China inszeniert sich gerne als ein Musterbeispiel für innere Sicherheit. Eine chinesische Mafia gibt es trotzdem – und sie betrügt Menschen weltweit um Milliarden.

Spätestens in Mae Sot, an der Grenze zu Myanmar, bekam Wang Xing ein ungutes Gefühl. Eigentlich war der Schauspieler wegen eines Castingcalls nach Bangkok gekommen. Die vermeintlichen Mitarbeiter der Produktionsfirma fuhren ihn jedoch über die myanmarische Grenze in die Stadt Myawaddy. Dort rasierten sie ihm den Kopf und drückten ihm ein Handy in die Hand. Statt auf einem Dreh war Wang in einem myanmarischen Scam-Center gelandet. Wang sollte lernen, wie man Menschen weltweit um ihr Geld betrügt.

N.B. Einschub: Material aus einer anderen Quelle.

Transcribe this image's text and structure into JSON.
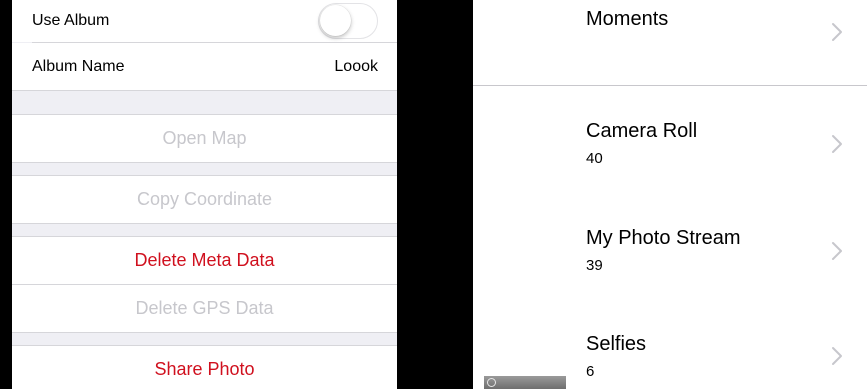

Wang Xings Verschwinden Anfang Januar 2025 sorgte für großes Aufsehen in China. Seine Entführung deutet auf ein größeres Problem hin: Chinesische Verbrechersyndikate in Südostasien erbeuten Milliarden mit Drogenschmuggel, Menschenhandel und Online-Scams. Die Arbeit in den Scam-Centern wird von Expert:innen als moderner Sklavenhandel bezeichnet.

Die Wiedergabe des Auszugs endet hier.